Biggest problem of income investing
* It's based on theory.
* Higher income or diversification don't guarantee better performance or lower volatility.
* It's based on I feel, it works for me, I love it because it replaces my pay check...none of these are based on basic math, performance and volatility.
The ones who use it refuse to look or discuss performance or volatility because these are the only tools that can quantify investment success.
* If income is superior, every paper/research/article should prove it easily and we should have a much higher % of funds investing this way.
The reality is different, the richest investors or the most successful have concentrated portfolio and are not obsessed about income. They would buy a security based on potential performance and volatility/risk first.
* Why income investing has been promoted by a lot more by "experts" that want to charge you money?
Your discussion about investing and analysts focus on the rich. But the reality is that their financial goals are very different from those of most investors.
Wealthiest investors often don’t actually need income from their portfolios. Their wealth is tied up in massive stock holdings that continue to grow over time and become placed in trusts that allow the rich to borrow against them and never pay any taxes. Because of that, their main focus is usually avoiding taxes while letting their assets compound for as long as possible.
Most regular investors are in a completely different situation.
At some point, people want their investments to start paying them back. Whether it’s early retirement, cutting back on work, or simply covering part of their living expenses, investors eventually need
income, not just a higher account balance on paper.

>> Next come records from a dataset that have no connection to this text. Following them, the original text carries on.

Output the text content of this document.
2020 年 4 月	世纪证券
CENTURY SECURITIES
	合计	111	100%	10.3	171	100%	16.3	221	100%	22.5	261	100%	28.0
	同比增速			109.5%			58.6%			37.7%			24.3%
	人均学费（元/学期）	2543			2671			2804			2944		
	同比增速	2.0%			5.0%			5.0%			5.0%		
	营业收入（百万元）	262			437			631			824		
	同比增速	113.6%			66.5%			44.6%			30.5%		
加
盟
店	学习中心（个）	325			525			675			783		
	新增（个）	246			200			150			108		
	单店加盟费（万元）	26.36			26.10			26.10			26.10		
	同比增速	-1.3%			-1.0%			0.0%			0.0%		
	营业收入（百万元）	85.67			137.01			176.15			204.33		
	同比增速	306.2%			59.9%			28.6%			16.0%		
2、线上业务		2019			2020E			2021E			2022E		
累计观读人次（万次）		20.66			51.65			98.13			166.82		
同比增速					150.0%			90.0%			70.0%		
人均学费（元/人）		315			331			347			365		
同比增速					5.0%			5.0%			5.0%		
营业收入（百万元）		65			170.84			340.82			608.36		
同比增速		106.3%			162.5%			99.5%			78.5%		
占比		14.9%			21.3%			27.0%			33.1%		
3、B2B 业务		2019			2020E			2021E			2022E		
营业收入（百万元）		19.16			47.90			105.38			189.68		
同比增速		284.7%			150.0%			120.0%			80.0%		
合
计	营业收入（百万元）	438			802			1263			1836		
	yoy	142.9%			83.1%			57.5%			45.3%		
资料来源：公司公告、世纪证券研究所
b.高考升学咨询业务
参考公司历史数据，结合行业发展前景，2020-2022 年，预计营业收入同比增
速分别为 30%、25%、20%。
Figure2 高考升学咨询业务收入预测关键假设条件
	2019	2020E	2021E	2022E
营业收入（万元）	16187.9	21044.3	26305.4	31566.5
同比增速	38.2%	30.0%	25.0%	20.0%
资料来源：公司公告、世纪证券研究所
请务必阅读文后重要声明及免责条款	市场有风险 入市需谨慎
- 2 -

That’s where dividends can play an important role.
Dividends provide cash flow without requiring you to sell shares. For many investors, that predictability matters. Instead of worrying about market timing or deciding when to sell, a dividend portfolio can produce regular income that shows up automatically.
And the tax treatment isn’t nearly as bad as many people assume. In fact, for a retired couple with little other income, it’s possible to receive around $98,000 per year in qualified dividends from a taxable account and still owe zero federal income tax.
In other words, dividends can provide both income and tax efficiency for the people who actually need their investments to support their lifestyle. This is not the case for large portfolios for very high wealth individuals.
This is why debates about dividends often miss the bigger picture. Critics tend to frame everything from the perspective of ultra-wealthy investors who are trying to maximize long-term asset growth and avoid taxes which dividends can trigger. This is actually what Warren Buffet advocates. But most investors aren’t billionaires with endless time horizons and a multimillion dollar expense account..
They’re people who eventually want their money to produce income they can live on.
And for that goal, dividends can be one of the simplest and most practical tools available.